Tag: chatgpt

  • AI… …Fad or Fire?

    Is AI a fad, like fidget spinners or 3D TVs?

    Or

    Is it fire like the Wheel, or the Internet?

    That’s the question I wanted to ask today in today’s thought of the day.

    My consideration is that AI, even GenAI, isn’t a fad despite the hype, and, current exaggeration of issues, mostly by CEOs of AI foundational model companies.

    If it isn’t a fad, if it is fundamental in the way that we approach everything-a fundamental technology shift in the way that we will learn, work, transact, socialise and play-what does that mean for you?

    So what?!

    Are you just going to be cynical and dismiss AI in the same way that people were cynical and dismissed the Smartphone, or Social Media?

    Or are you going to adopt AI in your business?

    Not as something to integrate into your business, but as a fundamental way to re-architect your business.

    And as an individual, in your career, will you learn the tools and adopt them into the way that you work, into the way that you learn?

    Tool I’m Using

    The tool I want to share is Research Rabbit AI.

    Research Rabbit is an amazing tool for any kind of academic research.

    It will take the papers you’re reviewing, answer your research question, and then list an entire timeline, a chain of papers that have been cited by articles you’ve uploaded, and which papers have cited these articles as well. I find it very, very powerful.

    Conclusion

    Alright, well, that’s the thought for the day.

    Is AI fad or fire?

    And if it is fire, what does that mean for you?

  • Roger’s Radar

    Thought for the day:

    There are four stages to for humans to master any skill or capability

    • Unconscious incompetence
    • Conscious incompetence
    • Conscious competence
    • Unconscious competence

    However, AI has no consciousness, it is either Incompetent, i.e. provides the wrong outcome, or Competent, provides the right one.

    Whether right or wrong, it is confidently right or wrong.

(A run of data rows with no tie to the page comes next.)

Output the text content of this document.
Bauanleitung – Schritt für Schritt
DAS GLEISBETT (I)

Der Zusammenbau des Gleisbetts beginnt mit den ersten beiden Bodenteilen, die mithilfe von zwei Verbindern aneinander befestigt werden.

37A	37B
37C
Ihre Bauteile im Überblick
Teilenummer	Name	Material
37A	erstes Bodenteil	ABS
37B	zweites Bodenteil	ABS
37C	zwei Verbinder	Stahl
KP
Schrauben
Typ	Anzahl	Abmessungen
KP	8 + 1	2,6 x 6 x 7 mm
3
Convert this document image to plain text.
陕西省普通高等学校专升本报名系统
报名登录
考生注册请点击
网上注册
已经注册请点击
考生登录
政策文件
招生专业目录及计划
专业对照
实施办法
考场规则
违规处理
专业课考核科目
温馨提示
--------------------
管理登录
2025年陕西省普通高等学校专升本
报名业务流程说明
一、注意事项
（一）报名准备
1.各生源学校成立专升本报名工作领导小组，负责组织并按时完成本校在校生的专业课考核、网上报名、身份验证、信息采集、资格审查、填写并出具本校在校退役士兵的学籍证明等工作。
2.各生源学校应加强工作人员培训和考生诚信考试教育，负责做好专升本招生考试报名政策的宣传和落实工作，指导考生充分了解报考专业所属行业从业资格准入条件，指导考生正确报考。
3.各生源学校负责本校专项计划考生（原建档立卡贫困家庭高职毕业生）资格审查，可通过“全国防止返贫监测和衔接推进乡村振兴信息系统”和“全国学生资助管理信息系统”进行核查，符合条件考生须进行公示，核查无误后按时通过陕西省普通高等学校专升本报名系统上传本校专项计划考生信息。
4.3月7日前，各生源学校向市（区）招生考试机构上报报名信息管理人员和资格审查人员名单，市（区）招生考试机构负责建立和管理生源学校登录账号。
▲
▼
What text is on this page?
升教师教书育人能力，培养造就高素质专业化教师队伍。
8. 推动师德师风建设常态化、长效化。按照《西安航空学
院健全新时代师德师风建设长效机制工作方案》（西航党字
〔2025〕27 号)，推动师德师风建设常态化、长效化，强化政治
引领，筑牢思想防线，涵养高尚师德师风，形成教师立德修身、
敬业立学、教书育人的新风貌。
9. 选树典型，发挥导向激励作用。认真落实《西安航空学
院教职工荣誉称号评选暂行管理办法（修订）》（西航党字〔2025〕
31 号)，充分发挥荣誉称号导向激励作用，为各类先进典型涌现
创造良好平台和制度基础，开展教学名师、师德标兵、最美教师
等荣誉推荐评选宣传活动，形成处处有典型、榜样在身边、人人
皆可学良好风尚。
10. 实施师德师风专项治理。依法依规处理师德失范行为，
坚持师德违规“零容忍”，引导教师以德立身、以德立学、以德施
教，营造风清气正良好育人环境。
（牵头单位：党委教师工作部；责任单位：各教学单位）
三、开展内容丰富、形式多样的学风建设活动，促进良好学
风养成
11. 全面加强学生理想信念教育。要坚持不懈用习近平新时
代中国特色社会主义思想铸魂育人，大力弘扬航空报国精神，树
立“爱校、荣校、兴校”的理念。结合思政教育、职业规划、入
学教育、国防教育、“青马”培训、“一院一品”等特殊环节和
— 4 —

We see this in humans often too. The Dunning-Kruger effect is when the less competent someone is, the more confidence they exhibit.

    Reasoning models like OpenAI o3-Mini or DeepSeek R1, go some way via inference training to mitigate this lack of awareness. But unlike humans an AI’s competence doesn’t increase from session to session, i.e. with practice.

    When architecting a GenAI solution, whether a RAG system, or an Agentic platform, consider an way to build in feedback – this could be another AI agent who’s job it is to critique an outcome, even a process outcome, and save this in the platform instruction set to mimic improvement.

    Remember “human in the loop”

    The other thought on the four stages of competence is a question.

    “Do we need to develop mastery to create, or using AI, could we create even without having first mastered a skill?”

    E.g., Could I create a song using Suno.com or Udio.com, that would evoke an emotional response, without any musical skill or knowledge? Or do I need to understand the structure of music, and how to create music first, to generate something that has impact and “soul?”

    Would I create a better song, even with GenAI tools as an accomplished musician? Or is everything created with AI just good for prototyping and “soulless?”

    Tool for the day:

    NotebookLM.google.com

    I’m studying cardiology currently and use NotebookLM to create Overviews, Study Guides, and Audio Podcasts for revision.

    I am still blown away by how “human” the voices sound, the level of energy and humour they bring, and the analogies and metaphors they create to help remember complex concepts.

    If you are researching or studying anything, I strongly recommend NotebookLM – oh yes, entirely free.

    On the Horizon?

    Manus AI is topping the hype charts this week.

    Think of it as the baby of OpenAI Deep Research meets OpenAI Operator with the brain of Claude Sonnet 3.7. An “independent” tool that can operate a browser and complete deep research with reasoning, performing actions on your behalf. From my research to date, it appears to be over hyped, yet still very competent.